The first course is served family-style and there’s only one dessert option, so the only big decision is narrowing down the main course pasta dish. When it comes to this menu, you can’t really make a bad choice, especially since all pasta is made in-house by Executive Chef Vincent Gilberti, who grew up watching his Italian grandmother make pasta. But choosing was easier said than done.
Andrew, my dining companion, barely hesitated and chose the garganelli with merguez sausage, favas, and green garlic, but I was torn. The saffron tagliolini with smoked skate cheek and ramps was compelling (local ramp season in our corner of the world is a thing), but I ultimately chose the black emmer agnolotti with wild onion, nettles, and morels.
The menu listed the items we’d receive for the first course — I thought we’d get a few bites of each — but I was unprepared for the volume of food that landed on our table. While I sat like a deer in the headlights wondering where to begin, Andrew wasted no time and tore off a huge chunk of the house-baked rosemary focaccia before I could even get a photo of it. Andrew’s raving about both the bread and the lightly whipped butter was compelling, so I joined him.

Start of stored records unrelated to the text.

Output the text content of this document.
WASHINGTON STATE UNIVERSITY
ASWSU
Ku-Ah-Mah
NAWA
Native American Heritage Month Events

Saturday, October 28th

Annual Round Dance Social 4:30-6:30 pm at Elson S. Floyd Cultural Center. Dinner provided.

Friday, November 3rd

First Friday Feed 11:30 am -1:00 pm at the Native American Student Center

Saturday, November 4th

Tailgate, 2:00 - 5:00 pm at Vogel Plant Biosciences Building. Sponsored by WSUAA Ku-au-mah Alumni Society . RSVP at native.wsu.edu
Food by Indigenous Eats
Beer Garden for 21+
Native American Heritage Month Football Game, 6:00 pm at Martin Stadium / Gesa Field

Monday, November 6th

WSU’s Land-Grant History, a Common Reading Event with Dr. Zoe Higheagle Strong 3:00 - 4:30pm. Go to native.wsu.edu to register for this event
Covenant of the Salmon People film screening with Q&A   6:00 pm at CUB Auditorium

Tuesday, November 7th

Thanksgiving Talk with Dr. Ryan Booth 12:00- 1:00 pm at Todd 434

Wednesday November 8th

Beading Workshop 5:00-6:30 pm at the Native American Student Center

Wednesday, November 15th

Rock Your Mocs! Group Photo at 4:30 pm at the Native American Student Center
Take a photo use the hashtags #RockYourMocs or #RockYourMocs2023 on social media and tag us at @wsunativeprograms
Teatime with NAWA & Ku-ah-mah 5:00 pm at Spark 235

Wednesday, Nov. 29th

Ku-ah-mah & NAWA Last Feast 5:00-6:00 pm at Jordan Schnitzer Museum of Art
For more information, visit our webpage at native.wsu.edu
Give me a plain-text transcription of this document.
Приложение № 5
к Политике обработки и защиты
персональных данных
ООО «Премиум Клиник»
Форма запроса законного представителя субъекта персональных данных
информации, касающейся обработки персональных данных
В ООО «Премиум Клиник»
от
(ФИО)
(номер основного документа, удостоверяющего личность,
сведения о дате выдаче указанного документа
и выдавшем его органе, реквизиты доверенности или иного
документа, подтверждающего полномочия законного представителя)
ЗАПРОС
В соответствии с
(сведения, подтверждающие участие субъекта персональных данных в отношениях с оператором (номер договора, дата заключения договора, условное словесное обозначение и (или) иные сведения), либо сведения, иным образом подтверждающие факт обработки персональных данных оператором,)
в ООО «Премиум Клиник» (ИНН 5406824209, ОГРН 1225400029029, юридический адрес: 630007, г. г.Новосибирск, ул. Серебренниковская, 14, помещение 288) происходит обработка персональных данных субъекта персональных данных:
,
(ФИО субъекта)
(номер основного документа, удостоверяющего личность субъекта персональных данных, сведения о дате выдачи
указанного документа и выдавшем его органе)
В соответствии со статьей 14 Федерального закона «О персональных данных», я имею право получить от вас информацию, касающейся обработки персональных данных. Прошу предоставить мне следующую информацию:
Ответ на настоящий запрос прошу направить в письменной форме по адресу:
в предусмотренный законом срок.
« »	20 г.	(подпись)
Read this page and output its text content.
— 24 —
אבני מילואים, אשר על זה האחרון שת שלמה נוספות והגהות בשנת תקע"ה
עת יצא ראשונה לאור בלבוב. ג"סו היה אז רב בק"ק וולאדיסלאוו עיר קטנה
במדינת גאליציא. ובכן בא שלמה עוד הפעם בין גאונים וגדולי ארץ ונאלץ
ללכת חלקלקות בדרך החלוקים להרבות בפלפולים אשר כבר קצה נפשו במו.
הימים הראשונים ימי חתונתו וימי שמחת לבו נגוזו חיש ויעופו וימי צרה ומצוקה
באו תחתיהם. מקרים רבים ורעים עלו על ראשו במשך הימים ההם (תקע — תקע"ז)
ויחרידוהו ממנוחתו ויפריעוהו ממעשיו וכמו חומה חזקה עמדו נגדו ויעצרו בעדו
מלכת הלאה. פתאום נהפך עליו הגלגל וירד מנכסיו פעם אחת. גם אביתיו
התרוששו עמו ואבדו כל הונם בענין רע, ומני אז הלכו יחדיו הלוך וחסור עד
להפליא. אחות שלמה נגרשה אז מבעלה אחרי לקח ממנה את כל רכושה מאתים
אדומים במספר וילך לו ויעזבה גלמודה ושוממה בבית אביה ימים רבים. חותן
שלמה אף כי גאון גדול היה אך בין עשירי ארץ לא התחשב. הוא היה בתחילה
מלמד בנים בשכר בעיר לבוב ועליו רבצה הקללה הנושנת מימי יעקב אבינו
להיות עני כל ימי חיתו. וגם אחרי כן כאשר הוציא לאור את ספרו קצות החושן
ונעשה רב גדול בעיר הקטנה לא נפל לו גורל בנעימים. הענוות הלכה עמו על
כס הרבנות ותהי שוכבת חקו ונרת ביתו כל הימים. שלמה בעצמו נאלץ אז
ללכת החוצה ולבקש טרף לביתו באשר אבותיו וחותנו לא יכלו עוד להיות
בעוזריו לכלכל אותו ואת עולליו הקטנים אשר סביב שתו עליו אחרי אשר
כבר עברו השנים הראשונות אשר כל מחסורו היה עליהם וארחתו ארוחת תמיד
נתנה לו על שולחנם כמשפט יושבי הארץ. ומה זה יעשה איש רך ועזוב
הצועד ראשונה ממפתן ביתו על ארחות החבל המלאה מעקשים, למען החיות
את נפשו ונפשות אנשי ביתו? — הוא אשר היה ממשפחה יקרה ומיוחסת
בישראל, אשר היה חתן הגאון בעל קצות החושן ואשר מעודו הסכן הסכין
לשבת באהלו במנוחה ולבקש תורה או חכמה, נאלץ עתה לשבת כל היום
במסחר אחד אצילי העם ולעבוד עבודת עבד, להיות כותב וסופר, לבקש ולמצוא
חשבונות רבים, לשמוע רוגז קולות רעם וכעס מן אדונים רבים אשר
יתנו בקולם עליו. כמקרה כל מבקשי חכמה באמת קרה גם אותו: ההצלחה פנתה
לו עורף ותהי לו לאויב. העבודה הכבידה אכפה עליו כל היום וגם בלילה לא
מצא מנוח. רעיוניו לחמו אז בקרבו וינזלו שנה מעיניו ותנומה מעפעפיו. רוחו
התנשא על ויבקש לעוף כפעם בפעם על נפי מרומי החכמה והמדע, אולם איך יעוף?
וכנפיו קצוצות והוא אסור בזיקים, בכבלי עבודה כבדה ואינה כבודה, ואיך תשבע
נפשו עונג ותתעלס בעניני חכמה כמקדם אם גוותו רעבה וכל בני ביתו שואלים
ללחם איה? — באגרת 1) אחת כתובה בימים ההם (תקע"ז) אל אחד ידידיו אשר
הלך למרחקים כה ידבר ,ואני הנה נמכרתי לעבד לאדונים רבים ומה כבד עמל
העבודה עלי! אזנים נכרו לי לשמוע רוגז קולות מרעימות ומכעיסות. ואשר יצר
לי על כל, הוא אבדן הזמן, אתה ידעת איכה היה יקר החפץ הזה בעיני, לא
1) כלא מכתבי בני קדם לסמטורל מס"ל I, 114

“I just dipped my bread in the butter, and if dipping butter in bread is wrong, I don’t want to be right,” I said, dipping again. In a move of solidarity, Andrew ignored his butter knife and joined me as a butter-dipping heathen before we moved on to the other four dishes on the table. (NOTE: a quick peep back at the menu let us know it wasn’t actually butter we’d been dipping our bread into — it was whipped ricotta. Our minds were blown.)
The thing about a meal like this, in a place like this, is that it’s nice having the menu handy to reference what exactly you’re eating. This is in part because the dishes are either deliberately simple — like the citrus-marinated olives — or filled with uncommon ingredients or preparations — like bagna cauda, moliterno, and carta di musica.
I could go into detail about every dish we ate — the salad full of three types of peas and edible flowers, the navy bean dip with preserved chilis — but the menu isn’t static and is based on what is available locally and what inspires Chef Vinny.
"Pasta night is $45 for adults and $25 for kids. The portions are beyond generous, and we left with a shopping bag full of leftovers. In addition to generous portions at an approachable price point, wine pairings are offered at $35 per person, making Troutbeck’s Monday Pasta Night one of the best — and most delicious — deals in the area. Dairy-free and gluten-free options are available by request."